BERLIN taz ■ „Jeder wird in Zukunft seine Lieblingsenergie bekommen“, lautet ein Werbeslogan des Kraftwerksbetreibers Eon. An „Kuhpower“ hat dabei wohl niemand gedacht. Aber seit Dezember werden in einem Teil der Eon-Kraftwerke tote Tiere in Form von Tiermehl verbrannt. Das Kraftwerk Staudinger bei Hanau zum Beispiel entsorgt auf diese Weise ganz Hessen und einen Teil von Mecklenburg von anfallendem Tiermehl. Die toten Kühe, Schweine und Hunde ersetzen zehn Prozent des Brennstoffes.

Auch die RWE produziert inzwischen „Kuhenergie“. In zwei ihrer Steinkohlekraftwerke, in Westfalen bei Hamm und Gersteinwerk in Stockum, wird der Kohle ein Teil Tiermehl beigefügt. Nach Auskunft von RWE-Sprecher Manfred Lang schwankt die Menge zwischen 200 und 250 Tonnen pro Tag. Die Genehmigung läuft bis Oktober 2001, danach „schaun wir mal“.

In anderen Kraftwerken wird inzwischen ebenfalls Tiermehl beigesetzt, zum Beispiel im niedersächsischen Buschhaus oder im Bremer Kraftwerk Farge.

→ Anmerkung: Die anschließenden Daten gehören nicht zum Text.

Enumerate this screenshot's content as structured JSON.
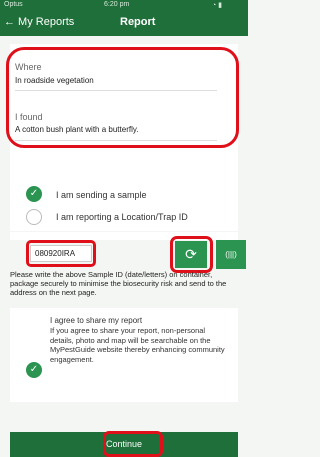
{
  "status_bar": {
    "carrier": "Optus",
    "time": "6:20 pm"
  },
  "nav": {
    "back_label": "← My Reports",
    "title": "Report"
  },
  "form": {
    "where": {
      "label": "Where",
      "value": "In roadside vegetation"
    },
    "found": {
      "label": "I found",
      "value": "A cotton bush plant with a butterfly."
    }
  },
  "options": {
    "location": {
      "label": "I am reporting a Location/Trap ID",
      "checked": false
    },
    "sample": {
      "label": "I am sending a sample",
      "checked": true
    }
  },
  "sample_id": {
    "value": "080920IRA"
  },
  "buttons": {
    "refresh_icon": "refresh-icon",
    "barcode_label": "(|||)",
    "continue_label": "Continue"
  },
  "instruction": "Please write the above Sample ID (date/letters) on container, package securely to minimise the biosecurity risk and send to the address on the next page.",
  "agree": {
    "title": "I agree to share my report",
    "body": "If you agree to share your report, non-personal details, photo and map will be searchable on the MyPestGuide website thereby enhancing community engagement.",
    "checked": true
  },
  "colors": {
    "header": "#1f6f3a",
    "accent": "#2a9450",
    "highlight": "#e0101a"
  }
}
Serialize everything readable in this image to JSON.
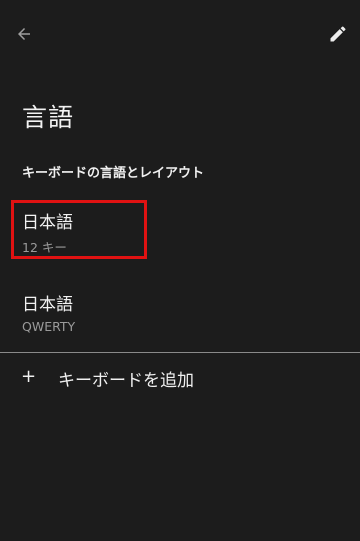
{
  "topbar": {
    "back_icon": "arrow-left-icon",
    "edit_icon": "pencil-icon"
  },
  "page": {
    "title": "言語"
  },
  "section": {
    "header": "キーボードの言語とレイアウト"
  },
  "languages": [
    {
      "title": "日本語",
      "subtitle": "12 キー",
      "highlighted": true
    },
    {
      "title": "日本語",
      "subtitle": "QWERTY",
      "highlighted": false
    }
  ],
  "add_keyboard": {
    "icon": "+",
    "label": "キーボードを追加"
  },
  "colors": {
    "background": "#1c1c1c",
    "highlight": "#e01212",
    "secondary_text": "#9a9a9a"
  }
}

Für die Energiekonzerne ist das Geschäft mit den tierischen Überresten durchaus lukrativ. Erstens sparen sie Brennstoffkosten, zweitens bekommen sie für die Vernichtung des Tiermehls eine Vergütung. Wie hoch die liegt, darüber wollte sich der RWE-Sprecher nicht äußern. Man habe noch keine Erfahrung mit dieser Art von Energieproduktion und den dabei entstehenden Schlacken, also „weiß man erst in Zukunft, ob sich das rentiert“.

Ein kleiner Teil der jährlich anfallenden Mengen von rund 700.000 Tonnen Tiermehl wird inzwischen auch in der Zementindustrie als Brennstoff eingesetzt. Mögliche BSE-Prionen haben dabei in den bis zu 2.000 Grad heißen Zementöfen keine Chance zu überleben.

Eine weitere Entsorgungsvariante hat das in Luxemburg ansässige Unternehmen Aedis ins Spiel gebracht: Macht aus Kühen Bausteine. Der deutsch-französisch-luxemburgische Konzern hat vor kurzem eine Herstellungsweise für Bausteine vorgestellt, die angeblich um etwa 30 Prozent billiger sind als konventioneller Beton. Der Vorteil: Das Tiermehl würde den Steinen mehr Volumen geben. Nun braucht die Firma nur noch Industriepartner in Frankreich.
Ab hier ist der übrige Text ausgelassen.